NFL
Taką relację z córką ma Lidia Popiel: „Chciałabym, żeby pokazywała swoją odwagę jeszcze bardziej”

Choć jest modelką, wykładowczynią i autorytetem dla wielu kobiet, jej największym sukcesem jest bycie mamą tak wspaniałej osoby, jaką jest jej córka. W najnowszej rozmowie wideo Lidia Popiel opowiedziała nam o relacji z Aleksandrą Lindą. Choć nie zawsze się ze sobą zgadzają, są dla siebie ogromnym wsparciem. Czy zdaniem mamy potencjał córki jest wystarczająco wykorzystywany?
Jaka jest Aleksandra Linda? Lidia Popiel o córce i jej talencie
Podczas niedawnej sesji do VIVY! zapytaliśmy Lidię Popiel o jej relację z córką i to, czy uważa, że polscy filmowcy dostatecznie wykorzystują potencjał jej ukochanego dziecka. Aleksandra jest dziś aktorką jednego z przestawień teatralnych, a poza tym pokazuje na swoim Instagramie głównie podróże i piękne kadry z codziennego życia.

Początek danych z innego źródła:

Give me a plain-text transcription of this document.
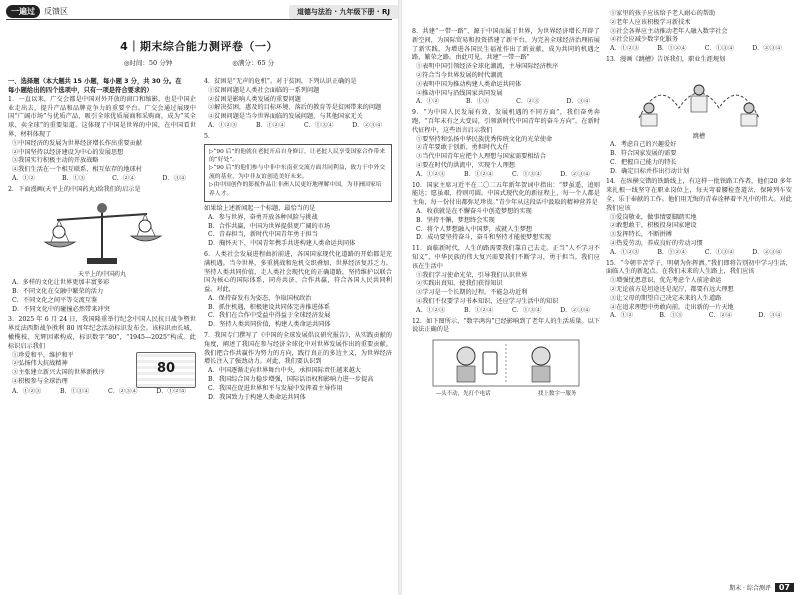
一遍过	反馈区	道德与法治 · 九年级下册 · RJ
4｜期末综合能力测评卷（一）
◎时间：50 分钟	◎满分：65 分
一、选择题（本大题共 15 小题，每小题 3 分，共 30 分。在
每小题给出的四个选项中，只有一项是符合要求的）
1．一直以来，广交会都是中国对外开放的窗口和缩影，也是中国企业走出去，提升产品和品牌竞争力的重要平台。广交会通过展现中国“广阔市场”与优质产品，吸引全球优质展商和采购商，成为“买全球、卖全球”的重要渠道。这体现了中国是世界的中国，在中国看世界，材料体现了
①中国经济的发展为世界经济增长作出重要贡献
②中国坚持以经济建设为中心的发展思想
③我国实行积极主动的开放战略
④我们生活在一个相互联系、相互依存的地球村
A．①②	B．①③	C．②④	D．③④
2．下面漫画(天平上的中国药丸)给我们的启示是
天平上的中国药丸
A．多样的文化让世界更加丰富多彩
B．不同文化在交融中繁荣的活力
C．不同文化之间平等交流互鉴
D．不同文化中的碰撞必然带来冲突
3．2025 年 6 月 24 日，我国隆重举行纪念中国人民抗日战争暨世界反法西斯战争胜利 80 周年纪念活动标识发布会。该标识由长城、橄榄枝、光辉因素构成，标识数字“80”，“1945—2025”构成。此标识启示我们
①珍爱和平，维护和平
②弘扬伟大抗战精神
③主张建立新兴大国的世界新秩序
④积极参与全球治理
80
A．①②③	B．①③④	C．②③④	D．①②④
4．贫困是“无声的危机”。对于贫困，下列认识正确的是
①贫困问题是人类社会面临的一系列问题
②贫困是影响人类发展的重要问题
③解决贫困，惠及的目标环境、落后的教育等是贫困带来的问题
④贫困问题是当今世界面临的发展问题，与其他国家无关
A．①②③	B．①②④	C．①③④	D．②③④
5．
▷“90 后”的他就在老挝开启自身修订，让老挝人民享受国家合作带来的“好处”。
▷“90 后”的他们参与中非中东南亚交流方面共同利益，致力于中外交流的基业，为中非友谊创造美好未来。
▷由中国创作的影视作品让非洲人民更好地理解中国，为非洲国家培养人才。
如果给上述新闻起一个标题，最恰当的是
A．参与世界，奋勇开放各种风险与挑战
B．合作共赢，中国为世界提供更广阔的市场
C．青春担当，新时代中国青年勇于担当
D．胸怀天下，中国青年携手共进构建人类命运共同体
6．人类社会发展进程曲折前进，各国国家现代化道路的开始都是充满机遇。当今世界，多重挑战和危机交织叠加，世界经济复苏乏力。坚持人类共同价值，走人类社会现代化的正确道路，坚持维护以联合国为核心的国际体系，同舟共济、合作共赢，符合各国人民共同利益。对此，
A．保持奋发有为姿态，争取国权政治
B．抓住机遇，积极建设共同体完善推进体系
C．我们在合作中受益中得益于全球经济发展
D．坚持人类共同价值，构建人类命运共同体
7．我国专门撰写了《中国的全球发展倡议研究报告》，从实践贡献的角度，阐述了我国在参与经济全球化中对世界发展作出的重要贡献。我们把合作共赢作为努力的方向，践行真正的多边主义，为世界经济增长注入了强劲动力。对此，我们要认识到
A．中国逐渐走向世界舞台中央，承担国际责任越来越大
B．我国综合国力稳步增强，国际话语权和影响力进一步提高
C．我国在促进世界和平与发展中发挥着主导作用
D．我国致力于构建人类命运共同体
8．共建“一带一路”，源于中国而属于世界，为世界经济增长开辟了新空间，为国际贸易和投资搭建了新平台，为完善全球经济治理拓展了新实践，为增进各国民生福祉作出了新贡献，成为共同的机遇之路、繁荣之路。由此可见，共建“一带一路”
①表明中国引领经济全球化潮流，主导国际经济秩序
②符合当今世界发展的时代潮流
③表明中国为推动构建人类命运共同体
④推动中国与沿线国家共同发展
A．①②	B．①③	C．②③	D．③④
9．“为中国人民发展有效、发展机遇的不同方面”，我们奋勇奔跑，“百年未有之大变局，引领新时代中国青年的奋斗方向”。在新时代征程中，这些语言启示我们
①要坚持和弘扬中华民族优秀传统文化的光荣使命
②青年要敢于创新、勇担时代大任
③当代中国青年应把个人理想与国家需要相结合
④要在时代的洪流中，实现个人理想
A．①②③	B．①②④	C．①③④	D．②③④
10．国家主席习近平在二〇二五年新年贺词中指出：“梦虽遥，追则能达；愿虽艰，持则可圆。中国式现代化的新征程上，每一个人都是主角，每一份付出都弥足珍贵。”青少年从这段话中汲取的精神营养是
A．收获就是在不懈奋斗中创造梦想的实现
B．坚持不懈，梦想终会实现
C．将个人梦想融入中国梦，成就人生梦想
D．成功要坚持奋斗，奋斗和坚持才能使梦想实现
11．面临新时代，人生的路需要我们靠自己去走。正当“人不学习不知义”，中华民族的伟大复兴需要我们不断学习，勇于担当。我们应该在生活中
①我们学习使命光荣，引导我们认识世界
②实践出真知，使我们获得知识
③学习是一个长期的过程，不能急功近利
④我们不仅要学习书本知识，还应学习生活中的知识
A．①②③	B．①②④	C．①③④	D．②③④
12．如下图所示，“数字鸿沟”已经影响到了老年人的生活质量。以下说法正确的是
—头不动，先打个电话	找上数字一服务
①家里的孩子应该给予老人耐心的帮助
②老年人应该积极学习新技术
③社会各界应主动推动老年人融入数字社会
④社会应减少数字化服务
A．①②③	B．①②④	C．①③④	D．②③④
13．漫画《跳槽》告诉我们，职业生涯规划
跳槽
A．考虑自己的兴趣爱好
B．符合国家发展的需要
C．把握自己能力的特长
D．确定目标并作出行动计划
14．在纵横交错的铁路线上，有这样一批铁路工作者，他们20 多年来扎根一线坚守在职业岗位上，每天弯着腰检查道岔，保障列车安全，乐于奉献的工作。他们用无悔的青春诠释着平凡中的伟大。对此我们应该
①爱岗敬业，做事情要脚踏实地
②敢想敢干，积极投身国家建设
③发挥特长，不断拼搏
④热爱劳动，养成良好的劳动习惯
A．①②③	B．①②④	C．①③④	D．②③④
15．“今朝辛苦学子，明朝为你挥洒。”我们即将告别初中学习生活，面临人生的新起点。在我们未来的人生路上，我们应该
①增强忧患意识，优先考虑个人前途命运
②无论前方是坦途还是泥泞，都要有远大理想
③让父母的期望自己决定未来的人生道路
④在追求理想中勇敢向前，走出新的一片天地
A．①②	B．①③	C．②④	D．③④
期末 · 综合测评	07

Pani Lidia wskazała jedną cechę, której życzy córce w jeszcze większej dawce. „Jestem z Aleksandry bardzo dumna. Oczywiście znam bardzo dużo jej talentów i podziwiam ją. Także za to jak często jest odważna. Może czasem chciałabym, żeby tę odwagę i umiejętności pokazała jeszcze bardziej. Wiadomo, mówię jako mamusia. I przez to, że jestem mamusią, to zdaję sobie sprawę, że nie mam absolutnie dystansu”, mówi VIVIE.pl nasza rozmówczyni i zwraca uwagę na to, że zdrobniała forma imienia córki już do niej nie pasuje. „Teraz mówię do niej Aleksandro. To jest bardzo ważne. Olą była, jak była malutka. Teraz jest dorosła i myślę, że do niej super pasuje to imię Aleksandra”, słyszymy.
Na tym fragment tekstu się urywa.